Thursday, October 6, 2016

Elephants and Lions, Oh My.

I'd be lion if I said she wasn't a beauty.
Chobe National Park, Botswana – Our entrance to the park is punctuated by felled trees so crimson they resemble logs of red velvet cake. The roads, however, wear the well-worn wrinkles of time, causing our guide, Perci, to slip repeatedly in the deeply pitted ruts of the sandy path.

Almost immediately, a sign of things to come: in the valley, a hundred elephants – their faces creased and grey like the roads – smack at the ground to loosen grass, salt and calcium. They are perched on three legs, alternating their balance to distribute weight, which elephants carry most of on their front legs. If you haven't noticed, that heft is substantial.

By the end of the day, we'll have seen more than 500 of them, including countless calves snuggling into their mothers as others stand guard like massive boulders at which even Atlas would have shrugged. One calf sprawls in the dusty road before us, playing gleefully and unable to control its trunk, which swings like a wet pasta noodle.

We stop, giving him right-of-way.

Interspersed among them is a herd of zebras. Alternating stripes allow them to regulate body temperature by controlling absorption of warmth like an on-off switch built into the skin. Nearby, a lioness crouches into a prowl, then decides to take a break.

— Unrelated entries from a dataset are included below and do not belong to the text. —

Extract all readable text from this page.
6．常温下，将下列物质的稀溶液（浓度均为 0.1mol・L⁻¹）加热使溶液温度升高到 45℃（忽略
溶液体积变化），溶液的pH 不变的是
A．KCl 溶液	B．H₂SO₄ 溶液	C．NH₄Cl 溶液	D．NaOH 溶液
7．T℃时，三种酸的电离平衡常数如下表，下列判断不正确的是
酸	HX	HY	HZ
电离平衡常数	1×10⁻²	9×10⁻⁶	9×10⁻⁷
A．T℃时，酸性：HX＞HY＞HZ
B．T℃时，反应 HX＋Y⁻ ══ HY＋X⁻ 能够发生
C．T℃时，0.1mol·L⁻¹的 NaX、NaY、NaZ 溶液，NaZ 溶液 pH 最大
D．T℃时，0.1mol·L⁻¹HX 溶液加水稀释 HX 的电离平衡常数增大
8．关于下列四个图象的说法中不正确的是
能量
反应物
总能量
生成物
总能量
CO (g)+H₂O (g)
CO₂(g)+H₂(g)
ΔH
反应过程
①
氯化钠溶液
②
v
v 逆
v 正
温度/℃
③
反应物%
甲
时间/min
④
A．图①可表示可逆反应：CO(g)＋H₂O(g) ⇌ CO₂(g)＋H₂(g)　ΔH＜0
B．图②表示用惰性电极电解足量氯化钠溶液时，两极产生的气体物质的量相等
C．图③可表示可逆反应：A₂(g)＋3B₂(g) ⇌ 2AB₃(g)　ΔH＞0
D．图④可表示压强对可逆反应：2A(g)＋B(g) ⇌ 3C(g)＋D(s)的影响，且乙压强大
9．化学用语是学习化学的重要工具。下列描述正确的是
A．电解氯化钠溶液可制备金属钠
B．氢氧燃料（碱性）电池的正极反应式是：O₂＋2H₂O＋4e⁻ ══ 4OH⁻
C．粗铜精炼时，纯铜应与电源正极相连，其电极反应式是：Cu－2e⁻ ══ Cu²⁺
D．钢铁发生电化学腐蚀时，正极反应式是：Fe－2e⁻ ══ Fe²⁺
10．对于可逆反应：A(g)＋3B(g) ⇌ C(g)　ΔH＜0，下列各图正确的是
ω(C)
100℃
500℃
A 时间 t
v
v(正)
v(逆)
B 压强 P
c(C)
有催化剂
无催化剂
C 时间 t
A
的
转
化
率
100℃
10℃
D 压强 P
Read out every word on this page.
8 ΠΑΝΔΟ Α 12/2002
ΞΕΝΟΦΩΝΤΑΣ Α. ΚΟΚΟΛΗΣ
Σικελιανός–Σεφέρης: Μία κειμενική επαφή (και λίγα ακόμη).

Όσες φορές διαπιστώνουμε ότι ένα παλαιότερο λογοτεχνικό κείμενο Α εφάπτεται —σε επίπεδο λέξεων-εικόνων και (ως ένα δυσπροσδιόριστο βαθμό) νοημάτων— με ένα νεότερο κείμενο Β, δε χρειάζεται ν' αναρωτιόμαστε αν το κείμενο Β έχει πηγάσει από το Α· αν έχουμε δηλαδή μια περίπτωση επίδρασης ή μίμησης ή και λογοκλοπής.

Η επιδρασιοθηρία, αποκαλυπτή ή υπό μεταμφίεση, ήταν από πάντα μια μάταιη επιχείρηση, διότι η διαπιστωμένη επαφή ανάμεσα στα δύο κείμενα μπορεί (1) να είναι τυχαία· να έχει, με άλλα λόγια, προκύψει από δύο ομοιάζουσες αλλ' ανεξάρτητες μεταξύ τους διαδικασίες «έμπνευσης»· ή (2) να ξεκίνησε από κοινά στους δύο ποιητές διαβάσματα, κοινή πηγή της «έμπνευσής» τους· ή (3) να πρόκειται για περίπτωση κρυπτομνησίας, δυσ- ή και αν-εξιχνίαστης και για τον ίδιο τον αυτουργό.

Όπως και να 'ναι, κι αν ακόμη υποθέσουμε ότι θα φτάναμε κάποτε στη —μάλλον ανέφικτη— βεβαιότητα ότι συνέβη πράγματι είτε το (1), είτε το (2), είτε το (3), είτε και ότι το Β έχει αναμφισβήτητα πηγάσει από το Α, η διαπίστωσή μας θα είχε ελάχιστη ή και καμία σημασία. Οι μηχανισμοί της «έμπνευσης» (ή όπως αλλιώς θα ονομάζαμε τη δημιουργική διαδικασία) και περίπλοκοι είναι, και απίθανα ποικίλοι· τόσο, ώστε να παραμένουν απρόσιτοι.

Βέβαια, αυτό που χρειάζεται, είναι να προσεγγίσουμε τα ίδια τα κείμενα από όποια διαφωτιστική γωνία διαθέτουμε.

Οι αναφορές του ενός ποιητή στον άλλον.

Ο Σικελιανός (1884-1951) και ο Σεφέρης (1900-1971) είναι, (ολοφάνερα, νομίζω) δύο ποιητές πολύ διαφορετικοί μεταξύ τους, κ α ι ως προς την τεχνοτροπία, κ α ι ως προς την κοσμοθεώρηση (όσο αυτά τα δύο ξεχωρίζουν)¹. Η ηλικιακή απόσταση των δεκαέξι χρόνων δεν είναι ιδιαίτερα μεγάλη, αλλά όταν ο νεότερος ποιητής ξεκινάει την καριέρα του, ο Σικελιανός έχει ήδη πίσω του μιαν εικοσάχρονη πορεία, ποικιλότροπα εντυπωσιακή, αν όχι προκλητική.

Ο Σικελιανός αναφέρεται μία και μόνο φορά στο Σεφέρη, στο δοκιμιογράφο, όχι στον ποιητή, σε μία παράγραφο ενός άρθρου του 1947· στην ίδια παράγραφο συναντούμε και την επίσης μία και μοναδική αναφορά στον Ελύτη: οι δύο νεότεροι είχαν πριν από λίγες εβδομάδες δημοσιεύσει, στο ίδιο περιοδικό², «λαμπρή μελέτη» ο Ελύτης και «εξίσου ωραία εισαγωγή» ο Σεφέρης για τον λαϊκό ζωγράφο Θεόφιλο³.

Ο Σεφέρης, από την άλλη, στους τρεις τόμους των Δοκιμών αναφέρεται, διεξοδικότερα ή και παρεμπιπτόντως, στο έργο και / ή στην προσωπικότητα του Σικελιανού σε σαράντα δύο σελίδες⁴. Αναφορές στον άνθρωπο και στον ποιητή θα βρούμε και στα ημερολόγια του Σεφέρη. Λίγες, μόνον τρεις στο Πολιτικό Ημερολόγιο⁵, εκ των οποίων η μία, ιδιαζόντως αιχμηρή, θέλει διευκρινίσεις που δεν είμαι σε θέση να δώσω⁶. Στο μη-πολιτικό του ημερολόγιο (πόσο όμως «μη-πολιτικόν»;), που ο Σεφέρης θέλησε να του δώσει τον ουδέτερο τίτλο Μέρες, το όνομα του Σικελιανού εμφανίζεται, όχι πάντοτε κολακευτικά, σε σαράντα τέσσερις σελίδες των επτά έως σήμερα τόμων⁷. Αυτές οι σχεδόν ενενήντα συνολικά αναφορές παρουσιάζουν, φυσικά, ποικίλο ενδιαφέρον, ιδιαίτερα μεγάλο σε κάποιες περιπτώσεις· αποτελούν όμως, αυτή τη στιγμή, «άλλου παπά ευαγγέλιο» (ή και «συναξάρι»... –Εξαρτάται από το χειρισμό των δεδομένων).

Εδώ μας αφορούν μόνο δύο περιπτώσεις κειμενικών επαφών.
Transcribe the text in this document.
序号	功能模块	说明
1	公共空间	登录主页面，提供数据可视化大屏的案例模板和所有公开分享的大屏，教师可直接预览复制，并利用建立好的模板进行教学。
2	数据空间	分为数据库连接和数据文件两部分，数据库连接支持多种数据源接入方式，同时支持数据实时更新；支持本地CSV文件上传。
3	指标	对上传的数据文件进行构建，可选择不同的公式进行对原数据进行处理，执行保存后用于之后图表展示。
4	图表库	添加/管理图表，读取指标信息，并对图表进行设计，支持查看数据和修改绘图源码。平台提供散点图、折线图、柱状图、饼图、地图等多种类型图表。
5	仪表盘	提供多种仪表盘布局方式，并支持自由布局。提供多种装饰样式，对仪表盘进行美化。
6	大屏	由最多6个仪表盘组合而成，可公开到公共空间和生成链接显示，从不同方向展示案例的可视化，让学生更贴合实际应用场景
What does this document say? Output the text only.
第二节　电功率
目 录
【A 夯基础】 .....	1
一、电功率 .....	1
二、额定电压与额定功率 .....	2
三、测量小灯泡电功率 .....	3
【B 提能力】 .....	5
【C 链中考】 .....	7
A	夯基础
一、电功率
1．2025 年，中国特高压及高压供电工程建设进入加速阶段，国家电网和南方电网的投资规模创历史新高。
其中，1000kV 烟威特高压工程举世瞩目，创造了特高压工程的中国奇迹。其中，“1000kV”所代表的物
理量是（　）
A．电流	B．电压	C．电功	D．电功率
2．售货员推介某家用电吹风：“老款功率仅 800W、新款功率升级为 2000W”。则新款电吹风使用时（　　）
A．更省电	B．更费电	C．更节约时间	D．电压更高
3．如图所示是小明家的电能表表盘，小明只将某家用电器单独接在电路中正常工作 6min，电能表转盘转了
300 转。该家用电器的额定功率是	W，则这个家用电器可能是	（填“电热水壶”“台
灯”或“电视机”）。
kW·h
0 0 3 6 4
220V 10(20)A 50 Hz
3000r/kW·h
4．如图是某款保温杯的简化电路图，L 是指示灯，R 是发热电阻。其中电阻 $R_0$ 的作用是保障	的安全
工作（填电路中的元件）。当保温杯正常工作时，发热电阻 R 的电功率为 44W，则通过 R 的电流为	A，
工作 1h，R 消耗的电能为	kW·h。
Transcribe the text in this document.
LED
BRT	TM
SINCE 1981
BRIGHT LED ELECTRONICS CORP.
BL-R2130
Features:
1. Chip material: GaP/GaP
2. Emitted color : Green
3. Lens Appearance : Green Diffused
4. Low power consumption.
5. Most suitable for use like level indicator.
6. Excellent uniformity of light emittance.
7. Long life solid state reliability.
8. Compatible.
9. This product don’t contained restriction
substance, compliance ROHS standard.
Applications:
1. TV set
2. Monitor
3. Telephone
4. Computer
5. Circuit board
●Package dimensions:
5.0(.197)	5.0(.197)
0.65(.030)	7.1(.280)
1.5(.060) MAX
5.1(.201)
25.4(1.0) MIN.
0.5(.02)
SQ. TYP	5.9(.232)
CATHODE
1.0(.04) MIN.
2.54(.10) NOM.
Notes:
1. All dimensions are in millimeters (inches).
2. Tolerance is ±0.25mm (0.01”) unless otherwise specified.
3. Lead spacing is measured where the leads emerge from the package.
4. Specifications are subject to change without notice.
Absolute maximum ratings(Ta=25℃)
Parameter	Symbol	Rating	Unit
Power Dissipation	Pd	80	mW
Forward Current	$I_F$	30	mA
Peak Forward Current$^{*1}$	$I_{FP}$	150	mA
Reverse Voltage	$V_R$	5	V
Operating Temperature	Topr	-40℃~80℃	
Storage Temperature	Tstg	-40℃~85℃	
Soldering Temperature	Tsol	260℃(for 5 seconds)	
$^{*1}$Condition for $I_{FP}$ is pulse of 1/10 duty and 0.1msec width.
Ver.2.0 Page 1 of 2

Later, a rare sighting: a large pack of wild dogs, tucked under a tree. Just as lazily as the cats we have seen.

Then, the sun sets in a swirl of red, orange and purple. Backlit against the sherbet sky, elephants appear to exit the river upside down – their shadows kaleidoscoping into each other. It’s a stunning sight.

They dance us into the darkness of our campsite within the park, alone with all we have seen today. But hardly alone.